A la base, Sergey Brin voulait juste nous aider à commander des pizzas

Sergey Brin est sans aucun doute l’une des plus grandes célébrités du web et c’est bien normal puisque c’est lui qui se trouve être à l’origine de Google. Oh, bien sûr, il n’a pas travaillé seul et il a été beaucoup aidé – notamment par Larry Page ou même par Marissa Mayer – mais il n’en reste pas moins une figure emblématique pour bien des Geeks. Or justement, c’est à l’occasion d’une vidéo tournée pour Solve for X que notre homme a lâché quelques informations sur sa vie avant Google, et notamment sur ses projets de l’époque. Et vous voulez savoir ? A la base, Sergey Brin voulait simplement nous aider à commander plus facilement nos pizzas.

Solve for X ? Mais qu’est ce que c’est au juste ? Je pense qu’on va déjà commencer par là histoire de clarifier un peu les choses. Ce projet, comme son nom ne l’indique pas forcément, a été lancé par Google en février 2012 et il vise tout simplement à mettre en relation les plus gros cerveaux de notre époque afin de les faire travailler sur des problèmes de société. Des problèmes comme les maladies graves, la pollution de notre planète ou encore le prochain album de Justin Bieber.

A la base, Sergey Brin voulait juste nous aider à commander des pizzas

Tout a commencé avec une simple pizza.

Alors bien plus, plus qu’un simple service, ce dernier s’impose surtout comme une plateforme collaborative où chacun peut avoir son mot à dire.  Les internautes ont donc la possibilité de suivre tous les projets déposés et même de les évaluer s’ils le désirent.

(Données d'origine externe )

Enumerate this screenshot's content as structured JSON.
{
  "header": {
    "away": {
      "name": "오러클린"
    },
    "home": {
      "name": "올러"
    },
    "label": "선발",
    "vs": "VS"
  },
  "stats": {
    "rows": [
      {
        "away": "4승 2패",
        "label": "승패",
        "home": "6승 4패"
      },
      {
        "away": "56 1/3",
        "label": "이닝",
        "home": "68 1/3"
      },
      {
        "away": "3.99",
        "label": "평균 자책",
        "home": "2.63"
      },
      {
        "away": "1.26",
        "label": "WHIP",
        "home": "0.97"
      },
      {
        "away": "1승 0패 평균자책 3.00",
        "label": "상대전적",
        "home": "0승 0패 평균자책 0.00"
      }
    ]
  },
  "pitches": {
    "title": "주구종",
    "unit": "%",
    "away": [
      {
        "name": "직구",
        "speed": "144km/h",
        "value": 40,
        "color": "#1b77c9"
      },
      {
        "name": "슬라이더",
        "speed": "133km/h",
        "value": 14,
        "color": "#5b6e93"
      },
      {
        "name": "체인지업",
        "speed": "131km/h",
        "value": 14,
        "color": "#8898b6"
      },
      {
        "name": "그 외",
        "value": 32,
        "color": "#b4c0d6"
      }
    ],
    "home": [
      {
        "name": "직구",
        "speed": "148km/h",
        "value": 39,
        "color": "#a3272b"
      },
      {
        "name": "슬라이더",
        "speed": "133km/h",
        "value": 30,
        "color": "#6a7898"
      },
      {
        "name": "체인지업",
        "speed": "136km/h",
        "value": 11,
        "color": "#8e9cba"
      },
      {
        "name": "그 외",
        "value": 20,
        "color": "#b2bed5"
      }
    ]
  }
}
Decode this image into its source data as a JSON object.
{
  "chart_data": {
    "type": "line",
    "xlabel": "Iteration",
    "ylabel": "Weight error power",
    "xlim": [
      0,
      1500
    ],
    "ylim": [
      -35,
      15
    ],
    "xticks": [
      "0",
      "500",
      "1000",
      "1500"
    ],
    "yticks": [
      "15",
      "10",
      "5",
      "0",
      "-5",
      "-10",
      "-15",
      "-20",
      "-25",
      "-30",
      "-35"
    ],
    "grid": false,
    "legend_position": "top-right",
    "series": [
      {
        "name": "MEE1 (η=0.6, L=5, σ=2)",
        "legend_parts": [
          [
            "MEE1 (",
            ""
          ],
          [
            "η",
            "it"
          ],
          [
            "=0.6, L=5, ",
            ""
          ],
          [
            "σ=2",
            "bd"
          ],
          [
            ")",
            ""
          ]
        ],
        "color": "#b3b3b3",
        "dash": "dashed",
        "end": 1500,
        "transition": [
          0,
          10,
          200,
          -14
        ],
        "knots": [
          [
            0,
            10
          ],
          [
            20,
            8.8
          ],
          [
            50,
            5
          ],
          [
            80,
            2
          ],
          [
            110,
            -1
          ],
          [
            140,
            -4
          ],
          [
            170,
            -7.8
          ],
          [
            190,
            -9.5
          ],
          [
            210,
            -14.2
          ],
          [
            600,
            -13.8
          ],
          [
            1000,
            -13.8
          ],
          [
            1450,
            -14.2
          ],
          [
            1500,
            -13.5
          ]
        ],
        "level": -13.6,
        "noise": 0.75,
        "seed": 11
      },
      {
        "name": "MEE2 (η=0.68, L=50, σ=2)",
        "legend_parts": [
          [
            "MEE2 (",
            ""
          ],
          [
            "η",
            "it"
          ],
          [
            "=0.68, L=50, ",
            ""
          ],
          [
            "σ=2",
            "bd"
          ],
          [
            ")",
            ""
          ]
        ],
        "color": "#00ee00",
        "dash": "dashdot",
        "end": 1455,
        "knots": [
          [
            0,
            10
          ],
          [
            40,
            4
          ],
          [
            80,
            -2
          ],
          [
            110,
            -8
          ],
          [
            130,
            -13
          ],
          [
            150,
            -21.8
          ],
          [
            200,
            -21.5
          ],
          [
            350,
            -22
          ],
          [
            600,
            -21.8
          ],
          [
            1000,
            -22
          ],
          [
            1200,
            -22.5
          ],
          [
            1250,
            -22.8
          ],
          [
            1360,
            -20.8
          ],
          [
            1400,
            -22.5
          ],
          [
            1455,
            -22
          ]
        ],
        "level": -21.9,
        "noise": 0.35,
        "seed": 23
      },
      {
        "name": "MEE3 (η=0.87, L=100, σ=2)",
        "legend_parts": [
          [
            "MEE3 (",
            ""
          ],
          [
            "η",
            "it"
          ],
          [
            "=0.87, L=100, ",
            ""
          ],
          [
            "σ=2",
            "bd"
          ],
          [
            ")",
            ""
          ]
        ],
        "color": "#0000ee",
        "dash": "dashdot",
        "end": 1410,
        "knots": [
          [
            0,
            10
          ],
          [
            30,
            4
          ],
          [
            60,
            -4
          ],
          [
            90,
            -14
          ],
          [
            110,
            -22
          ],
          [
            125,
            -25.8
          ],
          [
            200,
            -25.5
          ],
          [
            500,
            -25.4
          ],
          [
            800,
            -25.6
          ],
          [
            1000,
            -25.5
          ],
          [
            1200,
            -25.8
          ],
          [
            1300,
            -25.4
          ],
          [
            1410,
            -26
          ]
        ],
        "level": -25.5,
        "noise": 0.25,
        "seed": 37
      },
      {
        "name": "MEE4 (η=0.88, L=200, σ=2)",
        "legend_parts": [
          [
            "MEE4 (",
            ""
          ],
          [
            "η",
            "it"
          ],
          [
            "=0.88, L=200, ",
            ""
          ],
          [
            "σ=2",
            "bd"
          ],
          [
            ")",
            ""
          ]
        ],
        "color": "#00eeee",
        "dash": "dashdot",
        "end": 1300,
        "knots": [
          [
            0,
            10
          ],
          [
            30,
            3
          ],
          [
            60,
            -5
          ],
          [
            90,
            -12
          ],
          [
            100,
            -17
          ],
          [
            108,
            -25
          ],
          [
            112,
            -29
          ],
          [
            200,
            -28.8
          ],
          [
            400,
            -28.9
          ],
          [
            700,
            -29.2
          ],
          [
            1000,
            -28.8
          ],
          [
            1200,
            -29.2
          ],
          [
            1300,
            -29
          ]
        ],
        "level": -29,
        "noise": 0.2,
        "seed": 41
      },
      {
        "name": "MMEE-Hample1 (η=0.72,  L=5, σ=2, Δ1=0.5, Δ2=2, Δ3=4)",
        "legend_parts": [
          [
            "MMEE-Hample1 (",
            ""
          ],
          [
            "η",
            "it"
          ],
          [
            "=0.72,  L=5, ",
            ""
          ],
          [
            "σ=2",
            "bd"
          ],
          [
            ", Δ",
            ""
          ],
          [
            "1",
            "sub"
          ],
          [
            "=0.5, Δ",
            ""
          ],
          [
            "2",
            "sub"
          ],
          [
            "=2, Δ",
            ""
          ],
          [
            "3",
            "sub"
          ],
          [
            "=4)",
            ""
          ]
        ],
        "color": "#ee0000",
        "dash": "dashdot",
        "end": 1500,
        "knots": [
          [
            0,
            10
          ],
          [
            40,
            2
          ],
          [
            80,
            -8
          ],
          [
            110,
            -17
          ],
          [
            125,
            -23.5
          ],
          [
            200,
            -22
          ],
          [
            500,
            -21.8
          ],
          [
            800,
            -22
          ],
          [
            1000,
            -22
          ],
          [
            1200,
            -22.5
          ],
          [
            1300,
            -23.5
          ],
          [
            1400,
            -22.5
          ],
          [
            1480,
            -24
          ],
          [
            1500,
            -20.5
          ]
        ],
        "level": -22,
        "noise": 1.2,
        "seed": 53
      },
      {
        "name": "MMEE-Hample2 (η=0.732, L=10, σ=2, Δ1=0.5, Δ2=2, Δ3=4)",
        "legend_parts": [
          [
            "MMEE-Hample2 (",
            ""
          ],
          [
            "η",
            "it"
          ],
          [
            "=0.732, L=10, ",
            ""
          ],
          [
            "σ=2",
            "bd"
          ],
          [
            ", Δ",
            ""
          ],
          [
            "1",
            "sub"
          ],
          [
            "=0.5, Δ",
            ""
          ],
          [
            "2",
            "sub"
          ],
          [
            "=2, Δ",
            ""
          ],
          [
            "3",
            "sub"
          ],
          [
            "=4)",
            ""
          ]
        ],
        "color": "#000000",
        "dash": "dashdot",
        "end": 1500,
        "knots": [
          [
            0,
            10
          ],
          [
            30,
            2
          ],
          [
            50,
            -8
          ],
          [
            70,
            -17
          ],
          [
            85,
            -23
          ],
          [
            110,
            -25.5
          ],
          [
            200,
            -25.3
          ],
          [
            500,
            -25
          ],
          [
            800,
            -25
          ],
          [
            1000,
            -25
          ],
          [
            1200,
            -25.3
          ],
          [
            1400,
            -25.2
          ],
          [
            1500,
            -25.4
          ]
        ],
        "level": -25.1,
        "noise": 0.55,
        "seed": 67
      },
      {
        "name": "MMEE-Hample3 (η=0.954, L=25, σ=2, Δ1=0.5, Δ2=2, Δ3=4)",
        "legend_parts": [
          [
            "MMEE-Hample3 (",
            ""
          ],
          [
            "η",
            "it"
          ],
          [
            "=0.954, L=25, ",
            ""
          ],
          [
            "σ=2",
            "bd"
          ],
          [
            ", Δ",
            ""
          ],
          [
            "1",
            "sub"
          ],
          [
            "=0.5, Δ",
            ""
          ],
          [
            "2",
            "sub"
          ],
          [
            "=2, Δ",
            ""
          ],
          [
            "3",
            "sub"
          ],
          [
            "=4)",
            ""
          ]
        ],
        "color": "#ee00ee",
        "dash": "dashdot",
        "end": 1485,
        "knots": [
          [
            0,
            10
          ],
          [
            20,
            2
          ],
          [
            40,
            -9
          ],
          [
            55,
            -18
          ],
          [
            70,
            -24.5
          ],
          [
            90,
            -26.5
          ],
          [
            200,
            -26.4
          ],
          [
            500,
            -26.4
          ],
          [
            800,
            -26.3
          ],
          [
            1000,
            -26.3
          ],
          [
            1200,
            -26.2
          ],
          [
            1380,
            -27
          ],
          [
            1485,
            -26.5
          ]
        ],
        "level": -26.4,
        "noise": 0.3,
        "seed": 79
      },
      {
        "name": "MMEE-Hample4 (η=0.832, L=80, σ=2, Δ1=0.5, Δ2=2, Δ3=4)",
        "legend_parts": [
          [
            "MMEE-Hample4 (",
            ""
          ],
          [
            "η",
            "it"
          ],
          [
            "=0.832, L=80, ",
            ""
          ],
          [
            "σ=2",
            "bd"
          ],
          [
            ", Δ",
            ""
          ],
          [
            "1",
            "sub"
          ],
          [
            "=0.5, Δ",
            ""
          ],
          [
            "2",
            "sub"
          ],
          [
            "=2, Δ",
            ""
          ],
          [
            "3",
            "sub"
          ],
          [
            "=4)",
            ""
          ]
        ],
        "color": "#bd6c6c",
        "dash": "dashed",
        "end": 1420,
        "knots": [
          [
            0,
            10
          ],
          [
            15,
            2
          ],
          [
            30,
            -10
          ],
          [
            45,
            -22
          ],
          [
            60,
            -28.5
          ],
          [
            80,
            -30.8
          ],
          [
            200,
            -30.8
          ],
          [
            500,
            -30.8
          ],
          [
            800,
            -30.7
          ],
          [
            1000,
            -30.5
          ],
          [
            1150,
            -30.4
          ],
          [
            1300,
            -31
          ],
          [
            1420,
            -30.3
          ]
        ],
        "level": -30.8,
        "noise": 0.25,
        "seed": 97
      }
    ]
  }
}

Sur le papier, c’est plutôt un chouette outil et il semblerait que Sergey Brin l’affectionne tout particulièrement puisqu’il passe très souvent dans le coin, et toujours avec ses Google Glass sur le nez.

Lors de l’un de ses derniers passages, Sergey a donc souhaité s’exprimer sur l’échec. Et c’est durant sa démonstration qu’il s’est exprimé sur l’un de ses plus vieux projets : la conception d’un outil permettant de commander de la nourriture à partir d’un simple formulaire et en passant par… le fax. Exactement comme AlloResto, donc, mais à l’ancienne. Le truc évidemment, c’est que les fax n’étaient pas très répandus à l’époque et c’est précisément ce qui a poussé Sergey à laisser tomber son projet pour passer à autre chose et pour travailler sur d’autres technologies.

D’autres technologies… comme Google.